The presidential primaries have a way of bringing this perennial conflict into sharp relief, in rather spectacular fashion this season. Voters collectively demand a list of rights, which are improbable for most and acutely absent for far too many, while at the same time assigning responsibilities to others, especially to those who are deemed different or less deserving. In turn, candidates desperately seek to reassure everyone — voters and themselves — that they can protect rights and hold others accountable, better than anyone else.

But we live in a very complex world, where the intersection of domestic policy, international relations and ecological realities mean that no president — no human being — can effectively deliver on this agenda. So, we are chronically disappointed in our candidates and presidents, asserting that we deserve better.

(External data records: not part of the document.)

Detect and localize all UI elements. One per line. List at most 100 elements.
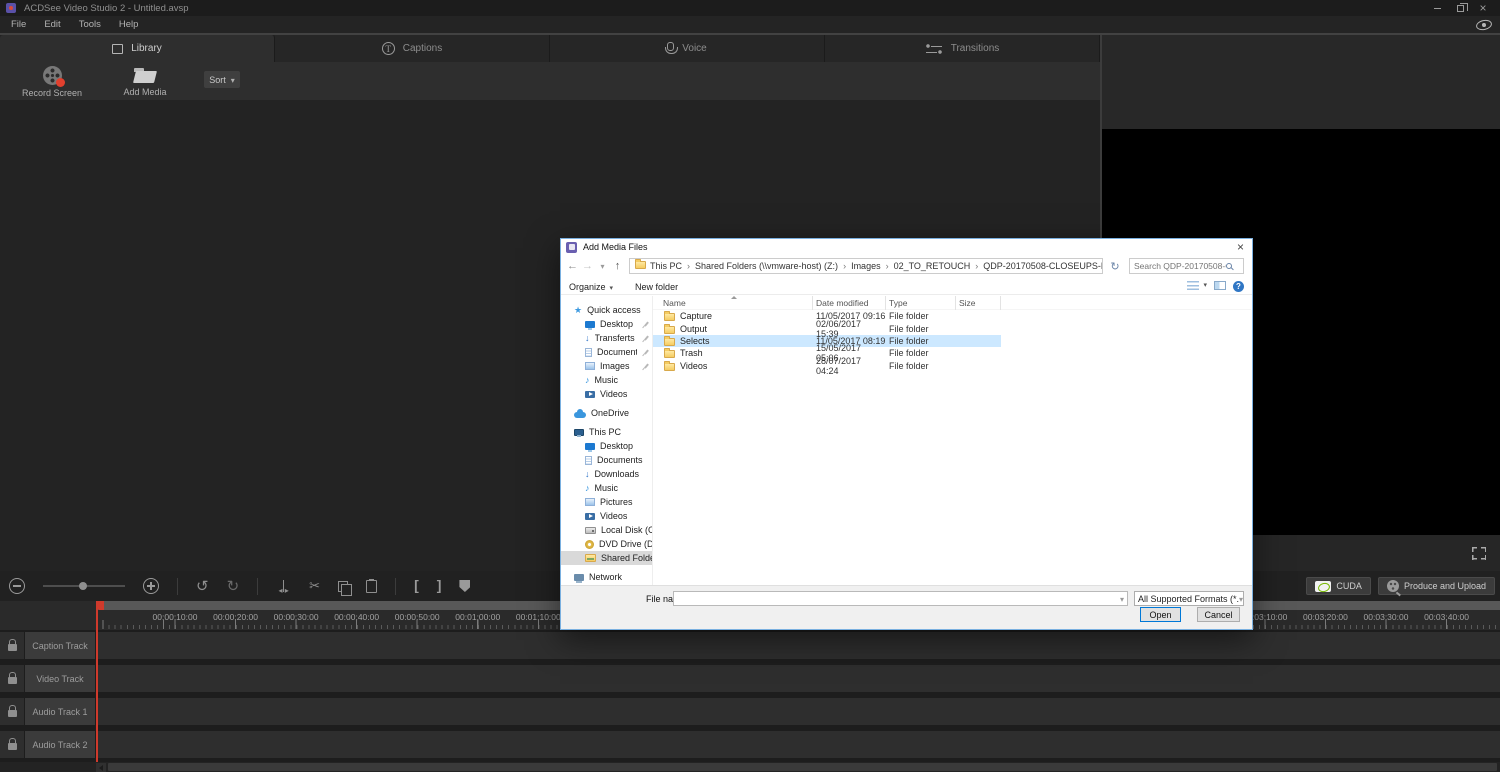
record-screen-button[interactable]: Record Screen — [14, 66, 90, 98]
sidebar-item[interactable]: Shared Folders (\\vm — [561, 551, 652, 565]
track-lane[interactable] — [96, 665, 1500, 692]
preview-pane-button[interactable] — [1206, 281, 1226, 292]
breadcrumb-item[interactable]: QDP-20170508-CLOSEUPS-FLOWERS — [983, 261, 1102, 271]
paste-button[interactable] — [357, 571, 386, 601]
organize-dropdown[interactable]: Organize — [569, 282, 613, 292]
zoom-in-button[interactable] — [134, 571, 168, 601]
column-header-date[interactable]: Date modified — [813, 295, 886, 310]
dialog-toolbar: Organize New folder — [561, 279, 1252, 295]
sidebar-item[interactable]: Music — [561, 373, 652, 387]
breadcrumb-item[interactable]: Images — [851, 261, 894, 271]
track-lane[interactable] — [96, 698, 1500, 725]
chevron-down-icon — [600, 260, 604, 272]
video-icon — [585, 512, 595, 520]
new-folder-button[interactable]: New folder — [635, 282, 678, 292]
tab[interactable]: Captions — [275, 35, 550, 62]
sidebar-item[interactable]: Videos — [561, 509, 652, 523]
format-filter-dropdown[interactable]: All Supported Formats (*.avi;*.r — [1134, 591, 1244, 606]
tab[interactable]: Voice — [550, 35, 825, 62]
menu-item[interactable]: Tools — [70, 17, 110, 32]
close-button[interactable] — [1476, 2, 1490, 14]
acdsee-eye-icon[interactable] — [1475, 17, 1493, 32]
cut-button[interactable] — [300, 571, 329, 601]
file-name-input[interactable] — [674, 592, 1120, 605]
copy-button[interactable] — [329, 571, 357, 601]
sidebar-item[interactable]: Desktop — [561, 439, 652, 453]
Videos[interactable]: Videos 28/07/2017 04:24 File folder — [653, 356, 1001, 376]
zoom-slider[interactable] — [34, 571, 134, 601]
sidebar-item[interactable]: Local Disk (C:) — [561, 523, 652, 537]
sidebar-item[interactable]: Videos — [561, 387, 652, 401]
search-input[interactable] — [1130, 261, 1226, 271]
sidebar-item[interactable]: DVD Drive (D:) Win1 — [561, 537, 652, 551]
breadcrumb-item[interactable]: 02_TO_RETOUCH — [894, 261, 984, 271]
add-marker-button[interactable] — [450, 571, 479, 601]
minimize-button[interactable] — [1430, 2, 1444, 14]
fullscreen-button[interactable] — [1472, 546, 1486, 560]
sort-dropdown[interactable]: Sort — [204, 71, 240, 88]
sidebar-item[interactable]: OneDrive — [561, 406, 652, 420]
produce-and-upload-button[interactable]: Produce and Upload — [1377, 577, 1495, 595]
track-lane[interactable] — [96, 731, 1500, 758]
menu-item[interactable]: Edit — [35, 17, 69, 32]
file-name: Videos — [680, 360, 708, 371]
breadcrumb-item[interactable]: This PC — [650, 261, 695, 271]
track-lane[interactable] — [96, 632, 1500, 659]
help-button[interactable] — [1233, 281, 1244, 292]
up-button[interactable] — [610, 259, 625, 274]
sidebar-item[interactable]: Documents — [561, 453, 652, 467]
redo-button[interactable] — [218, 571, 249, 601]
scroll-left-button[interactable] — [96, 763, 106, 772]
menu-item[interactable]: Help — [110, 17, 148, 32]
sidebar-item[interactable]: This PC — [561, 425, 652, 439]
track-lock-button[interactable] — [0, 632, 24, 659]
column-header-size[interactable]: Size — [956, 295, 1001, 310]
sidebar-item[interactable]: Downloads — [561, 467, 652, 481]
track-lock-button[interactable] — [0, 698, 24, 725]
forward-button[interactable] — [580, 259, 595, 274]
sidebar-item[interactable]: Desktop — [561, 317, 652, 331]
dvd-icon — [585, 539, 594, 549]
undo-button[interactable] — [187, 571, 218, 601]
sidebar-item[interactable]: Network — [561, 570, 652, 584]
sidebar-item[interactable]: Documents — [561, 345, 652, 359]
dialog-close-button[interactable]: × — [1237, 241, 1244, 253]
cancel-button[interactable]: Cancel — [1197, 607, 1240, 622]
add-media-button[interactable]: Add Media — [112, 66, 178, 97]
sidebar-item[interactable]: Images — [561, 359, 652, 373]
sidebar-item[interactable]: Music — [561, 481, 652, 495]
sidebar-item[interactable]: Pictures — [561, 495, 652, 509]
file-date: 02/06/2017 15:39 — [816, 318, 862, 339]
file-name: Selects — [680, 335, 710, 346]
open-button[interactable]: Open — [1140, 607, 1181, 622]
horizontal-scrollbar[interactable] — [108, 763, 1497, 771]
refresh-button[interactable] — [1106, 258, 1124, 274]
track-lock-button[interactable] — [0, 731, 24, 758]
tab[interactable]: Transitions — [825, 35, 1100, 62]
timeline-scrollbar-row — [0, 762, 1500, 772]
Output[interactable]: Output 02/06/2017 15:39 File folder — [653, 318, 1001, 339]
track-lock-button[interactable] — [0, 665, 24, 692]
back-button[interactable] — [565, 259, 580, 274]
playhead[interactable] — [96, 601, 98, 762]
restore-button[interactable] — [1453, 2, 1468, 14]
view-options-button[interactable] — [1187, 281, 1207, 292]
breadcrumb-item[interactable]: Shared Folders (\\vmware-host) (Z:) — [695, 261, 851, 271]
mark-out-button[interactable] — [428, 571, 451, 601]
cuda-label: CUDA — [1336, 581, 1362, 591]
sidebar-item[interactable]: Quick access — [561, 303, 652, 317]
zoom-out-button[interactable] — [0, 571, 34, 601]
address-box[interactable]: This PC Shared Folders (\\vmware-host) (… — [629, 258, 1103, 274]
column-header-type[interactable]: Type — [886, 295, 956, 310]
tab[interactable]: Library — [0, 35, 275, 62]
menu-item[interactable]: File — [2, 17, 35, 32]
cuda-button[interactable]: CUDA — [1306, 577, 1371, 595]
recent-locations-button[interactable] — [595, 259, 610, 274]
split-button[interactable] — [267, 571, 300, 601]
mark-in-button[interactable] — [405, 571, 428, 601]
file-type: File folder — [889, 335, 929, 346]
sep-icon — [257, 577, 259, 595]
sidebar-item[interactable]: Transferts — [561, 331, 652, 345]
title-bar: ACDSee Video Studio 2 - Untitled.avsp — [0, 0, 1500, 16]
column-header-name[interactable]: Name — [653, 295, 813, 310]
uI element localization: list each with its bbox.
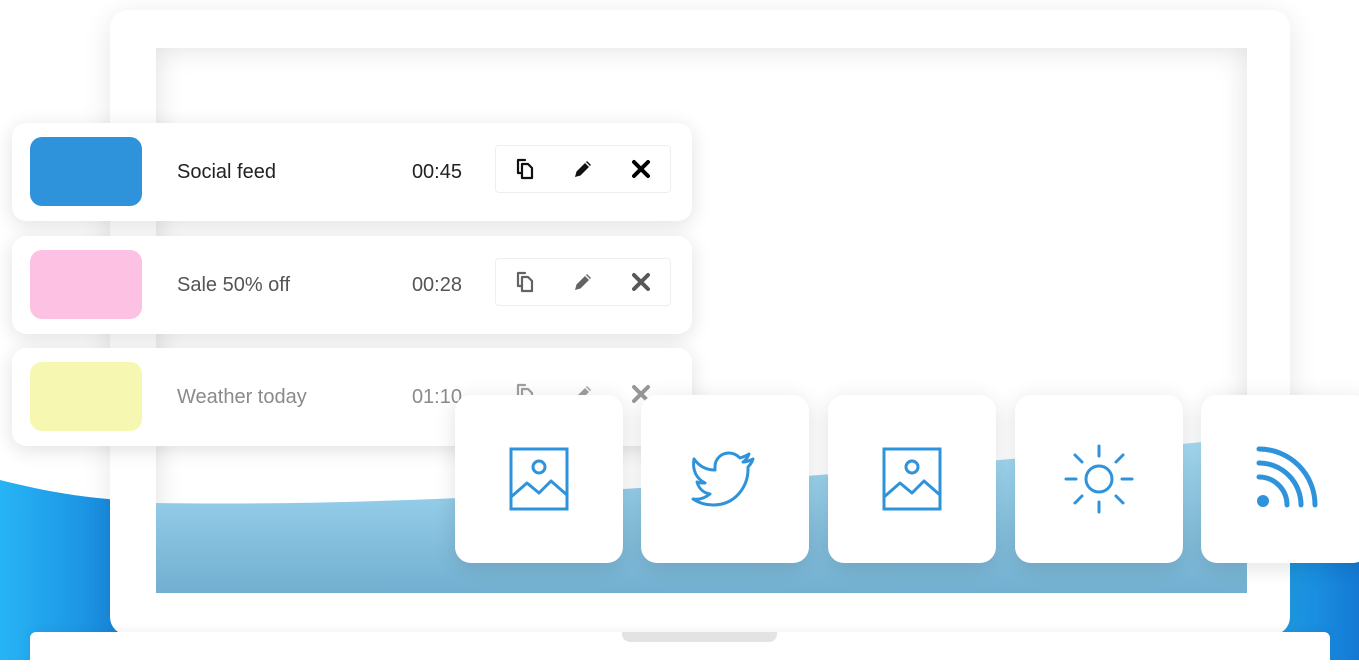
close-icon: [632, 160, 650, 178]
rss-feed-icon: [1256, 446, 1318, 508]
edit-button[interactable]: [554, 259, 612, 305]
copy-button[interactable]: [496, 146, 554, 192]
widget-tile-image[interactable]: [455, 395, 623, 563]
item-color-swatch: [30, 362, 142, 431]
widget-tile-rss[interactable]: [1201, 395, 1359, 563]
widget-tile-weather[interactable]: [1015, 395, 1183, 563]
pencil-icon: [575, 274, 591, 290]
pencil-icon: [575, 161, 591, 177]
edit-button[interactable]: [554, 146, 612, 192]
item-title: Weather today: [177, 386, 307, 408]
item-duration: 00:45: [411, 161, 462, 183]
item-title: Social feed: [177, 161, 276, 183]
item-actions: [495, 258, 671, 306]
playlist-item[interactable]: Social feed 00:45: [12, 123, 692, 221]
twitter-bird-icon: [691, 451, 755, 507]
image-icon: [509, 447, 569, 511]
playlist-item[interactable]: Sale 50% off 00:28: [12, 236, 692, 334]
widget-tile-image[interactable]: [828, 395, 996, 563]
copy-icon: [516, 271, 534, 293]
close-icon: [632, 273, 650, 291]
copy-icon: [516, 158, 534, 180]
item-title: Sale 50% off: [177, 274, 291, 296]
laptop-notch: [622, 632, 777, 642]
delete-button[interactable]: [612, 146, 670, 192]
image-icon: [882, 447, 942, 511]
delete-button[interactable]: [612, 259, 670, 305]
widget-tile-twitter[interactable]: [641, 395, 809, 563]
item-color-swatch: [30, 137, 142, 206]
item-actions: [495, 145, 671, 193]
item-duration: 01:10: [411, 386, 462, 408]
item-color-swatch: [30, 250, 142, 319]
item-duration: 00:28: [411, 274, 462, 296]
copy-button[interactable]: [496, 259, 554, 305]
sun-icon: [1064, 444, 1134, 514]
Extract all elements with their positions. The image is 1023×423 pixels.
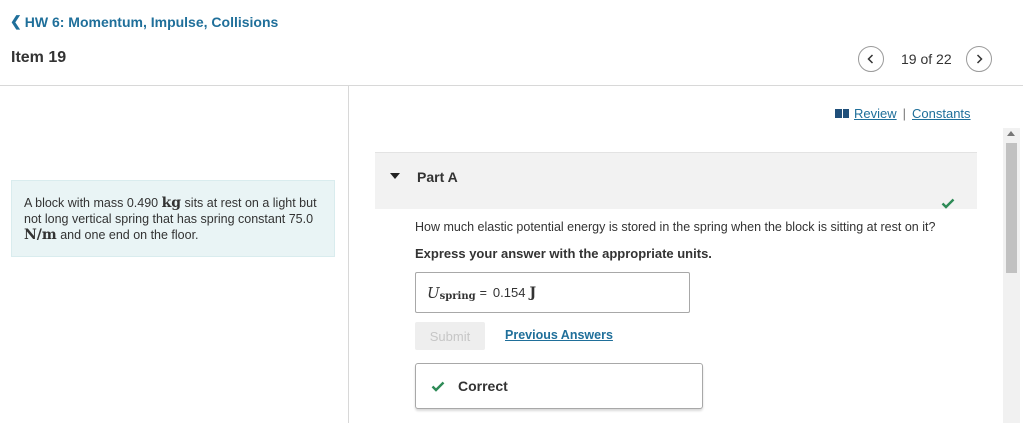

Meanwhile, Adam may not get extra recess as often as he would like and Zoe is sometimes disgruntled when her peers do not follow the rules, but, in their own way, they have both learned that their school community works best when rights and responsibilities are shared by everyone.

In this way, Adam and Zoe have not only experienced an example of effective leadership in their principal, but have begun to participate as members of a political community.

As their world expands and becomes more complex, our role as parents includes helping Zoe and Adam remember that while they have certain political rights, they also have a responsibility to help ensure the rights of others.

As for Donald, my responsibility to public reasonableness, trumps my right to free speech.

John Engel of Florence is a consultant and director of the Healthy Men and Boys Network. He can be reached through his website

2 Comments leave one →
  1. Raymond Paquette permalink
    February 25, 2016 5:41 pm

    Great column, John. But I don’t know why you would say that your “my responsibility to public reasonableness, trumps my right to free speech.” I suspect that your implication is that there is nothing reasonable that you could say freely. In this I respect your restraint.

    However, reason left Mr. Trump’s conversation long ago. Because of this, much of what can be said in objective response to him will sound unreasonable. But it is most likely quite reasonable. I cannot think of ways to talk about him that do not sound extreme. But that is his doing, not mine nor yours.

  2. February 26, 2016 10:40 am

    Ray – great to hear from you! Thanks for your reply/post. Indeed, my closing comment was a bit of sarcasm as I struggle to say anything reasonable about Trump. And I very much agree with your claim that reason is not part of Trump’s presentation and he needs to be called out on this – consistently. Interesting that in last nights debate, according to the morning paper, Marco Rubio has started to do this. It all reminds me of the bully on the playground who torments as everyone cowers. Then one day someone stands up to the bully and calls him (yes, usually him) out and that is it – game over for the bully. The deeply human part of me sees Trump as a very insecure person who feels strong when he makes others appear weak. I do not favor making him feel weak but I do hope his opponents call him out on his rhetoric, again and again. Best to you and your family, Ray.